Member of the Legislative Assembly of Alberta for Edmonton-Beverly
- In office August 30, 1971 – May 8, 1986
- Preceded by: New District
- Succeeded by: Ed Ewasiuk

Minister without Portfolio Responsible for occupational health and safety
- In office 1979 – May 1986
- Succeeded by: Peter Trynchy

Personal details
- Born: October 8, 1929 Vegreville, Alberta, Canada
- Died: October 17, 2014 (aged 85) Edmonton, Alberta, Canada
- Party: Progressive Conservative
- Occupation: politician

= Bill Diachuk =

Canadian politician (1929–2014)

Bill Wasyl Diachuk (October 8, 1929 – October 17, 2014) was a municipal and provincial politician from Alberta, Canada. He began his political career in Edmonton municipal politics serving two separate stints as a separate school trustee. The first was from 1962 to 1964 and the second from 1966 to 1971. He moved his political career to the provincial level where he served as a member of the Legislative Assembly of Alberta sitting with the governing Progressive Conservative caucus from 1971 to 1986.

==Political career==
Diachuk ran for election to the City of Edmonton Separate School Board.

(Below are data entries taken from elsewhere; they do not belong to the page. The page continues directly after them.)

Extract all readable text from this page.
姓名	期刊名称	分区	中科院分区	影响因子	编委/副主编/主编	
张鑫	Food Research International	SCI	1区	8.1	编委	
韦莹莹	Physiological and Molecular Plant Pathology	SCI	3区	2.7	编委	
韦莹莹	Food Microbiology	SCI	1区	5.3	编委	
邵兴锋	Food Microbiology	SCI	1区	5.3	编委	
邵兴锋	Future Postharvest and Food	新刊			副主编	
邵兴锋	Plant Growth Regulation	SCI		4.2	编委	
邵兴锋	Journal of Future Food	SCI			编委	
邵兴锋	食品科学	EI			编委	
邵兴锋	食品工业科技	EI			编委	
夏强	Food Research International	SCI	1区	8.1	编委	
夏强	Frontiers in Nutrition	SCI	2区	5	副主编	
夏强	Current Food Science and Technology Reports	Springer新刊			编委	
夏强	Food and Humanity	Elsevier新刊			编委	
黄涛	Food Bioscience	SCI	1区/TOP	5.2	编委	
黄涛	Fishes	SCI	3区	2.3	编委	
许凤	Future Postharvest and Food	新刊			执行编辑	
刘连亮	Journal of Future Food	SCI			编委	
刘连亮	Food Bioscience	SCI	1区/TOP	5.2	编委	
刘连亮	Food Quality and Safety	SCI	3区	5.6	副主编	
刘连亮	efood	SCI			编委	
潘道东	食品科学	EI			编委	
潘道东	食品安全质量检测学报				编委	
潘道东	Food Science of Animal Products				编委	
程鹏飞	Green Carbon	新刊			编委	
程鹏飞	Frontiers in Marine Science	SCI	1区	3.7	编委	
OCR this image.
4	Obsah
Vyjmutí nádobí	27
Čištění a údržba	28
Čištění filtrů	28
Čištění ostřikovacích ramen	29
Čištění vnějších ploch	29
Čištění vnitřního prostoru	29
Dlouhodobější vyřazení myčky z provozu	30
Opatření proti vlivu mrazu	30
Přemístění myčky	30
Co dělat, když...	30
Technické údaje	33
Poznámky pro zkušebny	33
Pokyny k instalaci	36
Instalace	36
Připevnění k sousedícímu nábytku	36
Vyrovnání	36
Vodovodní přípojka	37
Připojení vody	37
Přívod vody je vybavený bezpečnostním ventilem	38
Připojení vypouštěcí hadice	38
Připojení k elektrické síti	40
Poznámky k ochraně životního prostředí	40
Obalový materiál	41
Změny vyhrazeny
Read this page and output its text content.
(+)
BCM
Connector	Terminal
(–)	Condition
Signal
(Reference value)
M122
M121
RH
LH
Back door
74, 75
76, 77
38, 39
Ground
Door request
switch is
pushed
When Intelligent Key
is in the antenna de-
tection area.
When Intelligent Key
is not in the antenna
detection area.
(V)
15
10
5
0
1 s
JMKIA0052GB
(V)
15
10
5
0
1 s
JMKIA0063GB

He won a seat in the 1962 Edmonton municipal election holding the third and final seat in plurality out of five candidates . He was defeated running for a second term in office in the 1964 Edmonton municipal election finishing eighth out of ten candidates. He attempted a return to the board in the 1966 municipal election this time winning the fifth place seat out of ten candidates. He was re-elected to his third term in the 1968 Edmonton municipal election again winning the fifth place seat out of twelve candidates.

Diachuk ran for a seat to the Alberta Legislature in the 1971 Alberta general election. He won the new electoral district of Edmonton-Beverly defeating incumbent Social Credit MLA Lou Heard. He also defeated future MLA Barrie Chivers who finished third out of fourth in the race. He vacated his school trustee seat after winning the provincial election.

Diachuk ran for re-election in the 1975 Alberta general election. He faced four other candidates and ended up winning a higher plurality and a substantially better margin of victory. He would run for his third term in office in the 1979 Alberta general election. His margin of victory would shrink as he faced a hotly contested challenge from New Democrat candidate Gene Mitchell and two other candidates.

After the election Premier Peter Lougheed appointed Diachuk to the provincial cabinet. He became a Minister without Portfolio Responsible for occupational health and safety.

Diachuk ran for his fourth term in office in the 1982 Alberta general election. He won a personal record for his highest popular vote. Despite having a ministerial portfolio he was nearly defeated by New Democrat candidate Winston Gereluk.

He would keep his portfolio when Don Getty became Premier in November 1985. Diachuk ran for a fifth term in office in the 1986 general election. The election saw his popular vote collapse compared to his 1982 results. He was defeated by New Democrat candidate Ed Ewasiuk in a landslide. On October 17, 2014, Diachuk died at the age of 85.